El ataque grupal, como sucedió en este caso, amplía y profundiza este escenario de ensañamiento pues la mujer no solo debió enfrentarse a una fuerza física dispar, sino que, además, debió defenderse no de uno, sino de tres hombres que en conjunto ejecutaron la fantasía misógina de dominación.
En otro plano, podemos suponer que una mujer que se presenta dueña de su vida, de sus decisiones y de su sexualidad, con evidentes recursos propios (materiales y simbólicos), mujer simpática y exitosa que no teme disfrutar sin compañía de su tiempo y de sus espacios puede suscitar tanto las fantasías de algunos hombres como sus celos y envidias cuando comparan su realidad con la ellos. Si, además, esa mujer no presta atención a sus intenciones sexuales, el resentimiento y la ira se potencian.

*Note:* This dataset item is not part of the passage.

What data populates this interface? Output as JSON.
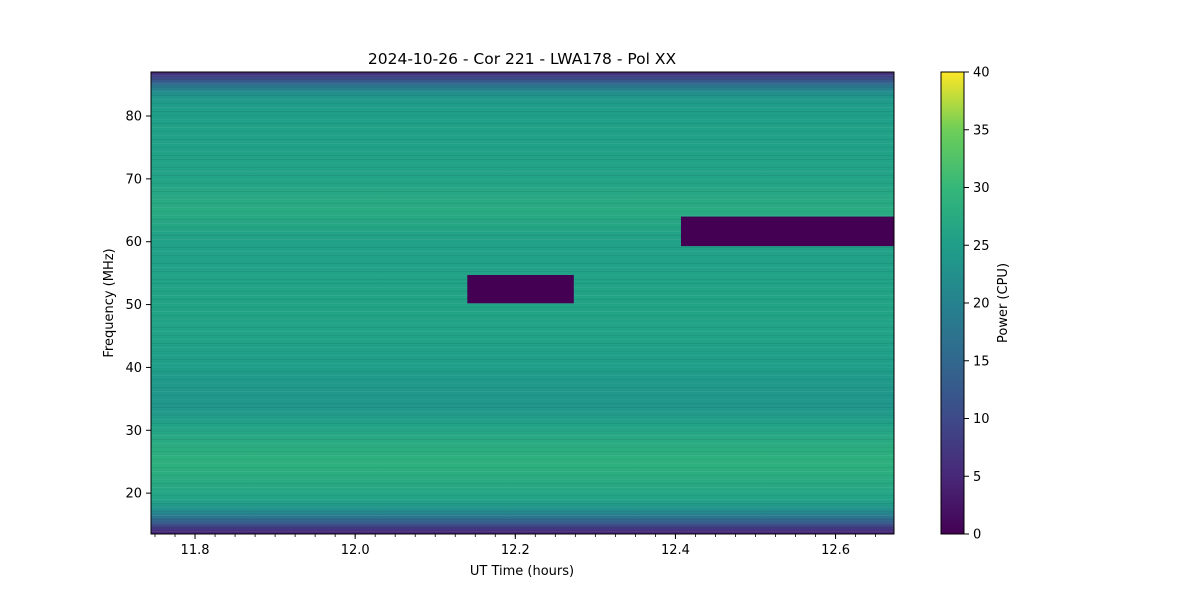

Esto es particularmente cierto en aquellos hombres que sienten o viven una masculinidad frágil o cuestionada desde el punto de vista de los parámetros heterosexuales dominantes. Estos hombres lejos de ver en la cultura machista la razón de su vivencia discriminatoria, la encarnan atacando a la mujer como una forma de validar su virilidad y obtener reconocimiento frente a otros hombres.
Como dice Rita Laura Sagato “en un sentido metafórico, pero a veces también literal, la violación es un acto canibalístico…la violación se percibe como un acto disciplinador y vengativo contra una mujer genéricamente abordada. El mandato de castigarla y sacarle su vitalidad se siente como una conminación fuerte e ineludible. Por eso la violación es además un castigo y el violador, en su concepción, un moralizador. Con la modernidad y la consiguiente exacerbación de la autonomía de las mujeres, esa tensión, naturalmente, se agudiza”.
La violación y posterior femicidio de María Luisa Cedeño constituyen un claro crimen de odio misógino que retrata con transparencia el potencial letal del sexismo y del machismo que aún pervive en la sociedad costarricense.